In the discussion forums at Webmaster World, site gurus have pinpointed a specific user agent that betrays the anti-malware tool: "Mozilla/4.0 (compatible; MSIE 6.0; Windows NT 5.1;1813)." Hoping to fix their traffic numbers, they're filtering this agent from their log files. And at least one webmaster is serving up a dummy file each time the agent turns up. That way, he burns less bandwidth.

"I prefer to feed the same dummy file to most robotic tools," says the web master of TheSilhouettes.org. "There are thousands of them crawling around out there and they have voracious appetites. Only a handful are of any benefit to me, the rest are a nuisance and many are actually malicious."

Of course, this is the last thing Roger Thompson wants. He acknowledged that an AVG scan can be identified with that user agent. But he indicated this may change.

He also said AVG is interested developing some other solution to webmasters' problems - but this will take a back seat to security. "Our primary responsibility is to provide the best possible protection for our users, but we can and will seek a programmatic solution," he said. "Given that we've only just been alerted to this situation, we're still researching it, and it's not clear what we'll do at this point."

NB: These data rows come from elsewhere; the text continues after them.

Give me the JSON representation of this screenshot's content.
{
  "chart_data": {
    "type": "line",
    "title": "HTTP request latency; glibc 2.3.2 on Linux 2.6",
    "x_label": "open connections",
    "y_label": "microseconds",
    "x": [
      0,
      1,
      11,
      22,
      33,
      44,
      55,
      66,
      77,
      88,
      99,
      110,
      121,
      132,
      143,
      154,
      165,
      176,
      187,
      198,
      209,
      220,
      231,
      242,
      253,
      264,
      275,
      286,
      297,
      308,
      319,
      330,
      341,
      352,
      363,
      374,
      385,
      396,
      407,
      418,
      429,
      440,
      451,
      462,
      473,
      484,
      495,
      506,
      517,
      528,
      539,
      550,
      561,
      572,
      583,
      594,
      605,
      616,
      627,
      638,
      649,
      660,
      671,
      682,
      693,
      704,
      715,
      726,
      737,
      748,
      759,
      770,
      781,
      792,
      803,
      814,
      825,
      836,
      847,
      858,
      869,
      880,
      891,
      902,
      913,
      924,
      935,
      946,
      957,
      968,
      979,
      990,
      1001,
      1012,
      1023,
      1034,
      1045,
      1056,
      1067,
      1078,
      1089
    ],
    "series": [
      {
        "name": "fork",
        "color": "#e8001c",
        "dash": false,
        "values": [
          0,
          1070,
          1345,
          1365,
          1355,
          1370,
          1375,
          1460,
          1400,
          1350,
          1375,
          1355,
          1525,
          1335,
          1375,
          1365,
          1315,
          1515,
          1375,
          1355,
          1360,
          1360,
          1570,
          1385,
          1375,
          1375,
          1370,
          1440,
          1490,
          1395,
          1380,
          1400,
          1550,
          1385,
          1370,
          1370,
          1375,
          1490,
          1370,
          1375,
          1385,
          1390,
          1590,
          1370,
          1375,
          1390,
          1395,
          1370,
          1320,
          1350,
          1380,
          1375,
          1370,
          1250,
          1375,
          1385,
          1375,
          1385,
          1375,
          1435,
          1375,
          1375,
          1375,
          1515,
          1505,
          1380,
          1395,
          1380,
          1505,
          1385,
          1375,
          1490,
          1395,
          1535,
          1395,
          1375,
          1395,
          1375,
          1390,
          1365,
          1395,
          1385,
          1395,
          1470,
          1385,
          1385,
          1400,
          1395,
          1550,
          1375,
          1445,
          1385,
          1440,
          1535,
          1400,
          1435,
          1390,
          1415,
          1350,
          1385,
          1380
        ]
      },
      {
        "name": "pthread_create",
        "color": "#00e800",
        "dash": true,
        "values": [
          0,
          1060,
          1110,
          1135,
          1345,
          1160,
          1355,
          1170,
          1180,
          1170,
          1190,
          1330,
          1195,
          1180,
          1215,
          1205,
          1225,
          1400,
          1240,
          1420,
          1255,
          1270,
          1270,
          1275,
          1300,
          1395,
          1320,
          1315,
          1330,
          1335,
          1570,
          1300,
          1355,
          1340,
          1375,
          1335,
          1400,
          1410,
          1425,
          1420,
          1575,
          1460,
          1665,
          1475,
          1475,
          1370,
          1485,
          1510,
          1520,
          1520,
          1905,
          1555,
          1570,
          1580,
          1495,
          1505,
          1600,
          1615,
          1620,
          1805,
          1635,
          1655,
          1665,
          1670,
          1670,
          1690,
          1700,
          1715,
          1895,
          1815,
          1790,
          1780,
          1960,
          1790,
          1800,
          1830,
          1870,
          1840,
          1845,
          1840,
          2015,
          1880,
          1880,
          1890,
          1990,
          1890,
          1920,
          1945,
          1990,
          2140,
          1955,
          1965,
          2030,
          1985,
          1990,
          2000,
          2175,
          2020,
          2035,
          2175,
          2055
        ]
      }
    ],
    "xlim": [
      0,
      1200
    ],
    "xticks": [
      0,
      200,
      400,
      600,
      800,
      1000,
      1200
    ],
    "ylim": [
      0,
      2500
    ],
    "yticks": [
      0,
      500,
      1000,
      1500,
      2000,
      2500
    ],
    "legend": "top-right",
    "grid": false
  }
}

If AVG does mask its user agent - and fails to provide another workaround - its ghost traffic looks exactly like real traffic. And then the web is in trouble. After all, 50 million AVG users have yet to upgrade.

The Reg has always believed in log file analysis. Alternative methods from companies like Comscore and Nielsen seem to underestimate traffic from those who surf on their daytime work machines. Plus, Comscore's software gives us the the willies.

We always make an effort to filter robotic clicks from our files. And we use an outside organization, ABCe, to audit our numbers. But if AVG kills that user agent, even ABCe is powerless.

When we contacted ABCe, it was unaware of the problem too, and though it now acknowledges the issue, it's still mulling the solution. "[The AVG Linkscanner] can cause noticeable spikes in traffic levels logged by [a] site," reads its canned statement. "[We] will continue to review this and other technical areas."

And this is separate from the bandwidth problem. Extra bandwidth costs are negligible to The Reg. But as Adam Beale points out, this is a serious burden to smaller sites - and the AVG scanner is certainly hitting smaller sites.